The papers that follow explore the roots of the medical community’s seeming reluctance to acknowledge the severity of the medical error problem, the resultant price paid by the profession in terms of eroded public trust, and interventions intended to both heighten visibility of such issues and ensure corrective action. First, Michael Millenson attempts to deconstruct the historical refusal of the medical community to confront the role played by practitioners and hospitals in the medical error crisis. He asserts that such resistance not only has served to hamper efforts to formulate corrective policy interventions but also threatens to erode the very ethical underpinnings of the profession itself. Millenson, accordingly, challenges the IOM to abandon "gradualism" in favor of taking a more activist role in bringing about positive change. Perspectives by Carolyn Clancy and by William Richardson and Janet Corrigan follow.
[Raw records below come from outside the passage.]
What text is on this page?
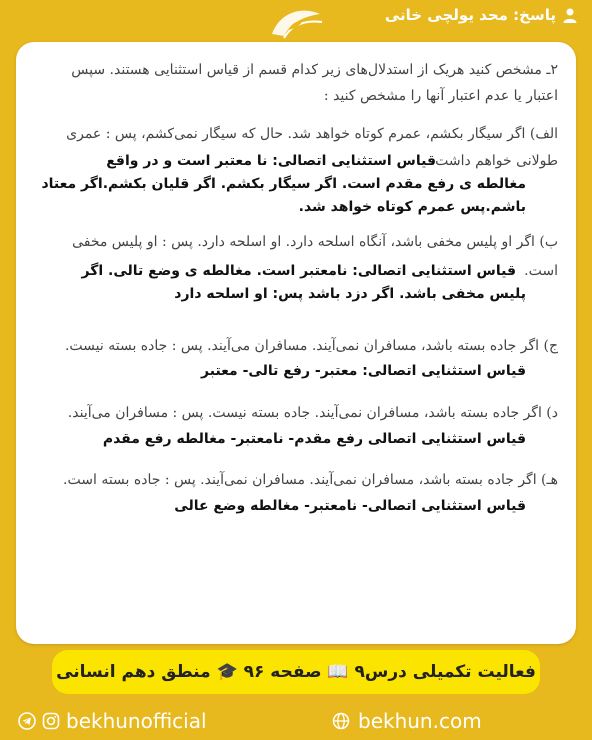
پاسخ: محد یولچی خانی
۲ـ مشخص کنید هریک از استدلال‌های زیر کدام قسم از قیاس استثنایی هستند. سپس
اعتبار یا عدم اعتبار آنها را مشخص کنید :
الف) اگر سیگار بکشم، عمرم کوتاه خواهد شد. حال که سیگار نمی‌کشم، پس : عمری
طولانی خواهم داشت.
قیاس استثنایی اتصالی: نا معتبر است و در واقع
مغالطه ی رفع مقدم است. اگر سیگار بکشم. اگر قلیان بکشم.اگر معتاد
باشم.پس عمرم کوتاه خواهد شد.
ب) اگر او پلیس مخفی باشد، آنگاه اسلحه دارد. او اسلحه دارد. پس : او پلیس مخفی
است.
قیاس استثنایی اتصالی: نامعتبر است. مغالطه ی وضع تالی. اگر
پلیس مخفی باشد. اگر دزد باشد پس: او اسلحه دارد
ج) اگر جاده بسته باشد، مسافران نمی‌آیند. مسافران می‌آیند. پس : جاده بسته نیست.
قیاس استثنایی اتصالی: معتبر- رفع تالی- معتبر
د) اگر جاده بسته باشد، مسافران نمی‌آیند. جاده بسته نیست. پس : مسافران می‌آیند.
قیاس استثنایی اتصالی رفع مقدم- نامعتبر- مغالطه رفع مقدم
هـ) اگر جاده بسته باشد، مسافران نمی‌آیند. مسافران نمی‌آیند. پس : جاده بسته است.
قیاس استثنایی اتصالی- نامعتبر- مغالطه وضع عالی
فعالیت تکمیلی درس۹ 📖 صفحه ۹۶ 🎓 منطق دهم انسانی
bekhunofficial	bekhun.com
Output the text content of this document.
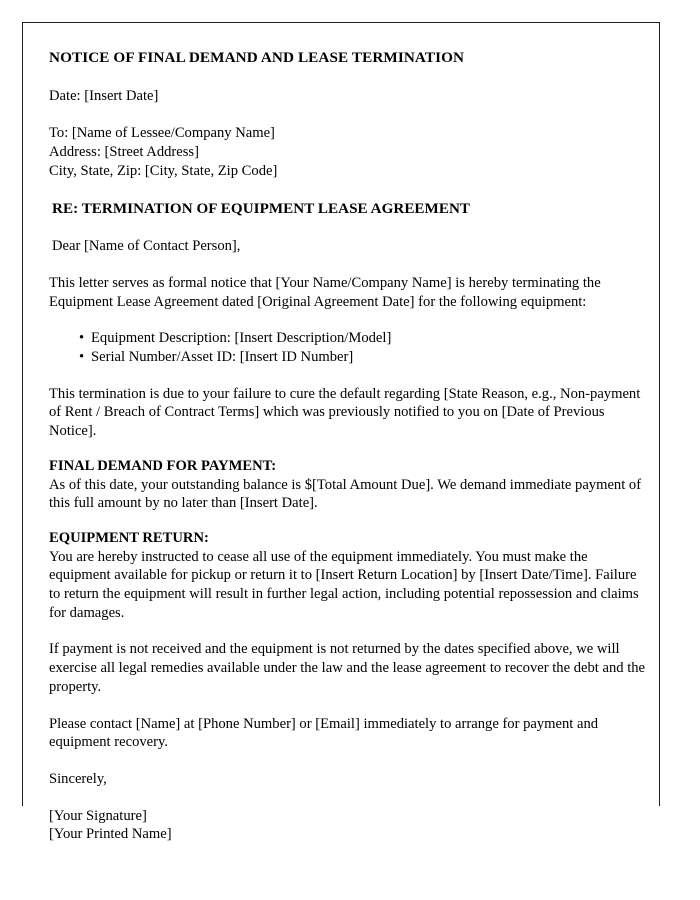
NOTICE OF FINAL DEMAND AND LEASE TERMINATION

Date: [Insert Date]

To: [Name of Lessee/Company Name]

Address: [Street Address]

City, State, Zip: [City, State, Zip Code]

RE: TERMINATION OF EQUIPMENT LEASE AGREEMENT

Dear [Name of Contact Person],

This letter serves as formal notice that [Your Name/Company Name] is hereby terminating the Equipment Lease Agreement dated [Original Agreement Date] for the following equipment:

• Equipment Description: [Insert Description/Model]
• Serial Number/Asset ID: [Insert ID Number]

This termination is due to your failure to cure the default regarding [State Reason, e.g., Non-payment of Rent / Breach of Contract Terms] which was previously notified to you on [Date of Previous Notice].

FINAL DEMAND FOR PAYMENT:

As of this date, your outstanding balance is $[Total Amount Due]. We demand immediate payment of this full amount by no later than [Insert Date].

EQUIPMENT RETURN:

You are hereby instructed to cease all use of the equipment immediately. You must make the equipment available for pickup or return it to [Insert Return Location] by [Insert Date/Time]. Failure to return the equipment will result in further legal action, including potential repossession and claims for damages.

If payment is not received and the equipment is not returned by the dates specified above, we will exercise all legal remedies available under the law and the lease agreement to recover the debt and the property.

Please contact [Name] at [Phone Number] or [Email] immediately to arrange for payment and equipment recovery.

Sincerely,

[Your Signature]

[Your Printed Name]
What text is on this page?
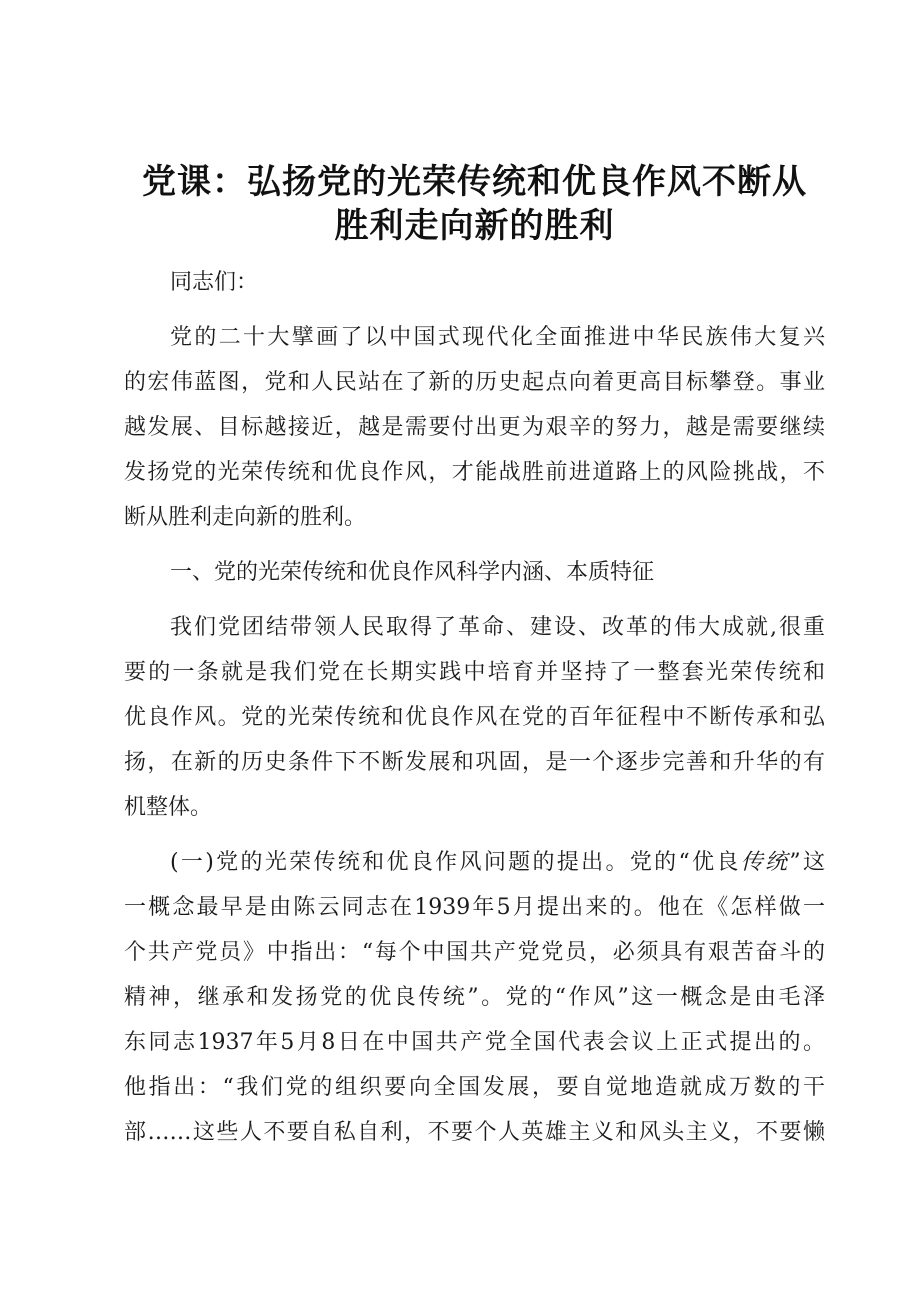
党课：弘扬党的光荣传统和优良作风不断从
胜利走向新的胜利

同志们：

党的二十大擘画了以中国式现代化全面推进中华民族伟大复兴
的宏伟蓝图，党和人民站在了新的历史起点向着更高目标攀登。事业
越发展、目标越接近，越是需要付出更为艰辛的努力，越是需要继续
发扬党的光荣传统和优良作风，才能战胜前进道路上的风险挑战，不
断从胜利走向新的胜利。

一、党的光荣传统和优良作风科学内涵、本质特征

我们党团结带领人民取得了革命、建设、改革的伟大成就,很重
要的一条就是我们党在长期实践中培育并坚持了一整套光荣传统和
优良作风。党的光荣传统和优良作风在党的百年征程中不断传承和弘
扬，在新的历史条件下不断发展和巩固，是一个逐步完善和升华的有
机整体。

(一)党的光荣传统和优良作风问题的提出。党的“优良传统”这
一概念最早是由陈云同志在1939年5月提出来的。他在《怎样做一
个共产党员》中指出：“每个中国共产党党员，必须具有艰苦奋斗的
精神，继承和发扬党的优良传统”。党的“作风”这一概念是由毛泽
东同志1937年5月8日在中国共产党全国代表会议上正式提出的。
他指出：“我们党的组织要向全国发展，要自觉地造就成万数的干
部……这些人不要自私自利，不要个人英雄主义和风头主义，不要懒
Next, Arnold Milstein and Nancy Adler use signal detection theory as a framework for discussing specific cognitive and motivational factors that often inhibit stakeholders’ awareness of clinical errors. The authors applaud the efforts of the National Quality Forum "to create universally visible, provider-specific measures of quality" and of the Leapfrog Group to "publicly identify and reward provider breakthroughs in patient safety," and they challenge health industry leaders to maintain focus on the issue of reducing medical errors.